An environmentalist, Mr Emmanuel Emechete on Tuesday called for advocacy and sensitisation of Nigerians on the dangers of indiscriminate littering.
Emechete, also a climate change expert made the call in an interview with the News Agency of Nigeria (NAN) in Lagos.
He said that indiscriminate littering, also known as “trash blindness’’, due to the adverse effects on the environment and on public health.
“Trash blindness basically implies negligence to trash. It is when individuals choose to litter their environs without considering the negative impact on the atmosphere.
“Basically, to curtail the trash blind tendencies among Nigerians, we need a lot of enlightenment and education on the adverse effect of a polluted environment.
“We need to inform Nigerians about the dangers of indiscriminate littering and the side effects on not just the environment but our health.
“Littering contributes immensely to drainage blockage.
“The government, as well as environmental stakeholders, must embark on intense advocacy; we need to talk to people about trash issues.
“Once people can understand that trash blindness is a problem, we need to provide an alternative. If you say do not litter indiscriminately, then you need to provide the alternative,’’ he said.
Emechete called for the provision of alternatives for trashing waste and not paying lip service to combat trash blindness syndrome by placing sanctions where necessary.
“We need to provide alternatives for people to trash their wastes; we must back our advocacy with actions if we are to solve the syndrome of trash blindness,’’ he said.

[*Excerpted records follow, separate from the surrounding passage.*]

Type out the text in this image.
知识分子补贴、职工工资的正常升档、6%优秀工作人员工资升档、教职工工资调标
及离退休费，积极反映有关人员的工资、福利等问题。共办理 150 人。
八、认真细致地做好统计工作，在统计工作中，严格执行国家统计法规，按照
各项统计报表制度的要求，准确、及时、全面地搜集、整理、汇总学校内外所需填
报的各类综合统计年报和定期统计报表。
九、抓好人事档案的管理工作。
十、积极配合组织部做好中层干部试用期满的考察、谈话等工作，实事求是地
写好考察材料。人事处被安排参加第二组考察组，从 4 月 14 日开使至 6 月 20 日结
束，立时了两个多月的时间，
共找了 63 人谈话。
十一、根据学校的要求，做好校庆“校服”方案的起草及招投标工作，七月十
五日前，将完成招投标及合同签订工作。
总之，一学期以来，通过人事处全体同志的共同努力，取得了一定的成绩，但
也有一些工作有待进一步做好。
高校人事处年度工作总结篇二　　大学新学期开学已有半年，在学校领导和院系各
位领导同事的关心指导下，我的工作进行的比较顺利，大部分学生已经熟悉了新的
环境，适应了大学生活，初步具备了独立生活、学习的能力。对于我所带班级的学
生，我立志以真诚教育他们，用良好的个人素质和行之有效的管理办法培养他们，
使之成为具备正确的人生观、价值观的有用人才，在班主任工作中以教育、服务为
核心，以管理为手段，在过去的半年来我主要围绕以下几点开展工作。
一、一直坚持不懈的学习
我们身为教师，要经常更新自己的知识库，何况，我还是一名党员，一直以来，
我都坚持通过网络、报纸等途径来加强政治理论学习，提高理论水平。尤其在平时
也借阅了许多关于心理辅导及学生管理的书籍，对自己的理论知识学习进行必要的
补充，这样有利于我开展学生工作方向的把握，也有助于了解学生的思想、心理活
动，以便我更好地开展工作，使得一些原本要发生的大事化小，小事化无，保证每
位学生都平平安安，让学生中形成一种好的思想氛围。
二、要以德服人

The environmentalist urged that waste bins be provided on every street, walkways and commercial buses, among others, with conspicuous signs posted to direct people where to dispose wastes.
He said that arrangement should be put in place for prompt disposal of these waste bins to ensure the sanitary condition of the environment.
“The government can also place sanctions against indiscriminate littering and it should be done with caution to avoid abuse by the regulators who extort Nigerians.
“Sanctions should not be paramount, but the sensitisation of Nigerians on trash blindness should be on the front burner.
“Recently, we have heard reports of people drowning in floods as a result of blocked drainages which are remote causes of trash blindness,’’
Emechete said that if Nigerians could see the impact of trash blindness on the health, family, wellbeing and even on climate change, they would be more cautious as compared to having fear for sanctions.
“We should start first with enlightenment and education and if it does not work, we can now place sanctions on defaulters.
“Advocacy and provision for the alternative trashing of waste should be put in place before the resort to sanctions on indiscriminate littering of waste,’’ Emechete said.